这是伦敦政经学校贝叶斯分析课程的代写成功案例。
ST308课程简介
This course is available on the BSc in Actuarial Science, BSc in Business Mathematics and Statistics, BSc in Data Science, BSc in Mathematics with Economics and BSc in Mathematics, Statistics and Business. This course is available as an outside option to students on other programmes where regulations permit and to General Course students.
Teaching
This course will be delivered through a combination of classes, lectures, and Q&A sessions, totalling a minimum of 29 hours across the Lent Term. This course does not include a reading week and will be concluded by the end of week 10 of Lent Term.
Prerequisites
Students must have completed one of the following two combinations of courses: (a) ST102 and MA100, or (b) MA107 and ST109 and EC1C1. Equivalent combinations may be accepted at the lecturer’s discretion. ST202 is also recommended.
Previous programming experience is not required but students who have no previous experience in R must complete an online pre-sessional R course from the Digital Skills Lab before the start of the course (https://moodle.lse.ac.uk/course/view.php?id=7745)
ST308 Bayesian Analysis HELP(EXAM HELP, ONLINE TUTOR)
Let $E_1, E_2, E_3$ be events. Let $I_1, I_2, I_3$ be the corresponding indicators so that $I_1=1$ if $E_1$ occurs and $I_1=0$ otherwise.
(a) Let $I_A=1-\left(1-I_1\right)\left(1-I_2\right)$. Verify that $I_A$ is the indicat or for the event $A$ where $A=\left(E_1 \vee E_2\right)$ (that is ” $E_1$ or $E_2$ “) and show that
$$
\operatorname{Pr}(A)=\operatorname{Pr}\left(E_1\right)+\operatorname{Pr}\left(E_2\right)-\operatorname{Pr}\left(E_1 \wedge E_2\right)
$$
where $\left(E_1 \wedge E_2\right)$ is ” $E_1$ and $E_2$ “.
(b) Find a formula, in terms of $I_1, I_2, I_3$ for $I_B$, the indicator for the event $B$ where $B=$ $\left(E_1 \vee E_2 \vee E_3\right)$ and derive a formula for $\operatorname{Pr}(B)$ in terms of $\operatorname{Pr}\left(E_1\right), \operatorname{Pr}\left(E_2\right), \operatorname{Pr}\left(E_3\right), \operatorname{Pr}\left(E_1 \wedge\right.$ $\left.E_2\right), \operatorname{Pr}\left(E_1 \wedge E_3\right), \operatorname{Pr}\left(E_2 \wedge E_3\right), \operatorname{Pr}\left(E_1 \wedge E_2 \wedge E_3\right)$.
In a certain place it rains on one third of the days. The local evening newspaper attempts to predict whether or not it will rain the following day. Three quarters of rainy days and three fifths of dry days are correctly predicted by the previous evening’s paper. Given that this evening’s paper predicts rain, what is the probability that it will actually rain tomorrow?
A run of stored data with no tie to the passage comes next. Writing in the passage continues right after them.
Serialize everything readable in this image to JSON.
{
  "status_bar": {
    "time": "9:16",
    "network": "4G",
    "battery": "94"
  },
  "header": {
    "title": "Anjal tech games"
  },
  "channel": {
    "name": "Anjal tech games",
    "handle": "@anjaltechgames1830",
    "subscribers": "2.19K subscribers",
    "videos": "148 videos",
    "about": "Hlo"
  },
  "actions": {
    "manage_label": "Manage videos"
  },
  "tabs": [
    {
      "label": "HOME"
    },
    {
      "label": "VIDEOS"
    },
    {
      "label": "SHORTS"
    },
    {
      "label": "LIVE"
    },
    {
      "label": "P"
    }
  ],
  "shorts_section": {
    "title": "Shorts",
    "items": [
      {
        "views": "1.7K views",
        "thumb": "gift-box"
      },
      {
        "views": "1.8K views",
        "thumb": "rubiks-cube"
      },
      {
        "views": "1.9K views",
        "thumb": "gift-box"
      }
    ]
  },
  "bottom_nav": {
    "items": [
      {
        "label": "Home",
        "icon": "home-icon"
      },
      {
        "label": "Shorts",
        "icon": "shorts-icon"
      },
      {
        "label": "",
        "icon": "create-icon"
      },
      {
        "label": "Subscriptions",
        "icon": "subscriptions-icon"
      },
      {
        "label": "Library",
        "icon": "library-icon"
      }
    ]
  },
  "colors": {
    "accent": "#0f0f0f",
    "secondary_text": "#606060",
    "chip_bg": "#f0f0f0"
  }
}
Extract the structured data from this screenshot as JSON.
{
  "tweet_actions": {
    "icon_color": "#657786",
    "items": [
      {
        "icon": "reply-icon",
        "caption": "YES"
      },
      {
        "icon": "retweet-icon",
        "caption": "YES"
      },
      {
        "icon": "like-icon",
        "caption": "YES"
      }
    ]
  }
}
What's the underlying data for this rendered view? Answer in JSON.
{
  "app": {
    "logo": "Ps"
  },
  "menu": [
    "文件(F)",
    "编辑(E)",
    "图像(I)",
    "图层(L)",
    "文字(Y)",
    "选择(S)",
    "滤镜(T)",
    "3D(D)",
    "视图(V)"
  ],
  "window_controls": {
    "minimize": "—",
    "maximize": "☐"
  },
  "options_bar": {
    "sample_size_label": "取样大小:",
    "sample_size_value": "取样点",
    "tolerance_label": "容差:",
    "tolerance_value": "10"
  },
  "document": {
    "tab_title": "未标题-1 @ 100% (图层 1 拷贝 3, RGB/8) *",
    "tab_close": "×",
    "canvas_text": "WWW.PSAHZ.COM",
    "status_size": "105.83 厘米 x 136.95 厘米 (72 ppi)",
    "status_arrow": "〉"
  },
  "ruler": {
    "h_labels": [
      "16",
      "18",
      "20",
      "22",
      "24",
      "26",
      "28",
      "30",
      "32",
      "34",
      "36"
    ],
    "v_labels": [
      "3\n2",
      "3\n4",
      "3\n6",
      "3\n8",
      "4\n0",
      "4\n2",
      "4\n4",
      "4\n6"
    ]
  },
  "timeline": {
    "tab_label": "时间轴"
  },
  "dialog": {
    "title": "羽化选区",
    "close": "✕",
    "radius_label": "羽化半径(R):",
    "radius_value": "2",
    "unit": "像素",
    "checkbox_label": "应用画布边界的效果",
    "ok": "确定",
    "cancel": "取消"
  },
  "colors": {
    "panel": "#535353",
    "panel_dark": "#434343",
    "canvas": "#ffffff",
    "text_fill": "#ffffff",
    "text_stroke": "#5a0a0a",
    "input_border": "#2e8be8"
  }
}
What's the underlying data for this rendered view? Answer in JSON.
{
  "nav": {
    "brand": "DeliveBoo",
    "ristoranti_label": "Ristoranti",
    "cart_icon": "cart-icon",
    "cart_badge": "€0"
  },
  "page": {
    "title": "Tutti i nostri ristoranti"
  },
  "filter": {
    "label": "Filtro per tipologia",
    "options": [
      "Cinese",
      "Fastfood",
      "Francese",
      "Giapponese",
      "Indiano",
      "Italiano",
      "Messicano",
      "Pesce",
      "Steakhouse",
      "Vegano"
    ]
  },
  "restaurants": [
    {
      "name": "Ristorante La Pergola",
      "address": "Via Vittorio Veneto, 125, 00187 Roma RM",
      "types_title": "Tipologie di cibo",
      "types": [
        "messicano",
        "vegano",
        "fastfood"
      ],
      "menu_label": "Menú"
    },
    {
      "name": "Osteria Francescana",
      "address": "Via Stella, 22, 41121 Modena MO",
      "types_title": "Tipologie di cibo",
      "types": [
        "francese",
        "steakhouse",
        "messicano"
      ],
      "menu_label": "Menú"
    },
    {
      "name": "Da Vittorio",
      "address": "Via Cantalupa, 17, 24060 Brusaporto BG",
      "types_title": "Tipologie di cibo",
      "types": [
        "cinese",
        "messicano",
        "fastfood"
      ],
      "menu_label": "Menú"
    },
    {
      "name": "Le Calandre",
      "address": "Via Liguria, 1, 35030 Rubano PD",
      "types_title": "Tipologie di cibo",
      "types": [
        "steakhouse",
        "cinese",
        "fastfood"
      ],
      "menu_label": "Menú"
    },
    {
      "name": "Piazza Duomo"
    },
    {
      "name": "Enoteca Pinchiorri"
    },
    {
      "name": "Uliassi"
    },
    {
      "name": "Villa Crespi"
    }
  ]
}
A machine is built to make mass-produced items. Each item made by the machine has a probability $p$ of being defective. Given the value of $p$, the items are independent of each other. Because of the way in which the machines are made, $p$ could take one of several values. In fact $p=X / 100$ where $X$ has a discrete uniform distribution on the interval $[0,5]$. The machine is tested by counting the number of items made before a defective is produced. Find the conditional probability distribution of $X$ given that the first defective item is the thirteenth to be made.
There are five machines in a factory. Of these machines, three are working properly and two are defective. Machines which are working properly produce articles each of which has independently a probability of 0.1 of being imperfect. For the defective machines this probability is 0.2 .
A machine is chosen at random and five articles produced by the machine are examined. What is the probability that the machine chosen is defective given that, of the five articles examined, two are imperfect and three are perfect?
A crime has been committed. Assume that the crime was committed by exactly one person, that there are 1000 people who could have committed the crime and that, in the absence of any evidence, these people are all equally likely to be guilty of the crime.
A piece of evidence is found. It is judged that this evidence would have a probability of 0.99 of being observed if the crime were committed by a particular individual, A, but a probability of only 0.0001 of being observed if the crime were committed by any other individual.
Find the probability, given the evidence, that A committed the crime.
MY-ASSIGNMENTEXPERT™可以为您提供LSE.AC.UK ST308 BAYESIAN ANALYSIS贝叶斯分析课程的代写代考和辅导服务!